The participants of the inaugural EMELD workshop in 2001 easily reached consensus on three points:

  • XML markup provides the best format for the interchange and archiving of endangered language data.
  • No single schema for XML markup can be imposed on all language resources.
  • Linguists need to be able to perform queries across multiple resources.

But herein lies a fundamental problem: How do we interoperate across resources when those resources use different markup schemas and the linguists have used different terminology in their analysis and description? At the heart of EMELD's solution to this problem lies GOLD, which we hope will one day embody a community-wide consensus on a shared ontology of linguistic concepts. This provides the basis for interoperation.
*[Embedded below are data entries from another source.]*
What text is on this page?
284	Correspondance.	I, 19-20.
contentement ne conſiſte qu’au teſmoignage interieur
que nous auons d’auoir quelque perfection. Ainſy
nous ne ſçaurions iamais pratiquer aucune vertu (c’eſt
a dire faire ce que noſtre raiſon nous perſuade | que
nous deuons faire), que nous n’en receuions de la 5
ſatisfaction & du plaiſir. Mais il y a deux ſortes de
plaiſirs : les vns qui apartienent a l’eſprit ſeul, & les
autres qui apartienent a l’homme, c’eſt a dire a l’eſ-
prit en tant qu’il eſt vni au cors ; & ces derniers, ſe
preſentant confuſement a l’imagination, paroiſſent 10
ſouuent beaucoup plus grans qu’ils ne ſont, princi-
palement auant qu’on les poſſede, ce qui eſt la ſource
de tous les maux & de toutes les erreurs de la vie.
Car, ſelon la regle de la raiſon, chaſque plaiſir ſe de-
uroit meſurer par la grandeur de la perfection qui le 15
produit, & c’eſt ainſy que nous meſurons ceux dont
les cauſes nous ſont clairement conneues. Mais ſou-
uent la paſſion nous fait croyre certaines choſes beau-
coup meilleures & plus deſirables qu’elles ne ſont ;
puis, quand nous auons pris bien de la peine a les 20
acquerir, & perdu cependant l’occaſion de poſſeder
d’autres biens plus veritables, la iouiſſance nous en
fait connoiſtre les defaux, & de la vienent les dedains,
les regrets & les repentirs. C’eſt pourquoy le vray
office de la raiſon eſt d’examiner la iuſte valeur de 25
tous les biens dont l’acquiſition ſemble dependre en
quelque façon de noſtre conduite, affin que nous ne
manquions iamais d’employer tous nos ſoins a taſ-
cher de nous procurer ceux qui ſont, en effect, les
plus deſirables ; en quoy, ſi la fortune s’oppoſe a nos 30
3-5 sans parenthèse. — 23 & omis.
The preceding talk by Will Lewis describes how language resources are brought to the brink of interoperation by transforming them to XML markup and using termsets and language profiles to map the linguist's terminology onto the shared concepts of GOLD. This talk picks up the thread and demonstrates how those resources are taken over the brink to enable queries over once disparate resources.

The solution uses RDF (Rich Description Framework) which is the base technology developed by the World Wide Web Consortium for building the so-called Semantic Web. In RDF, an information resource is expressed by a semantic representation in terms of a set of triples, in which the value may be another object or a literal, and in which the attributes and common objects of the problem domain are defined in an ontology. In an RDF database, the semantic representations of multiple information resources are loaded into a single store which is then queried through a special-purpose language.

After illustrating the RDF representation of GOLD-aware language resources, the talk will explain how the resources described by Lewis are translated to an RDF representation. This step is done with SIL (Semantic Interpretation Language), a metaschema technology developed within the EMELD project. Finally, results to date with RDF database queries over disparate language resources will be demonstrated.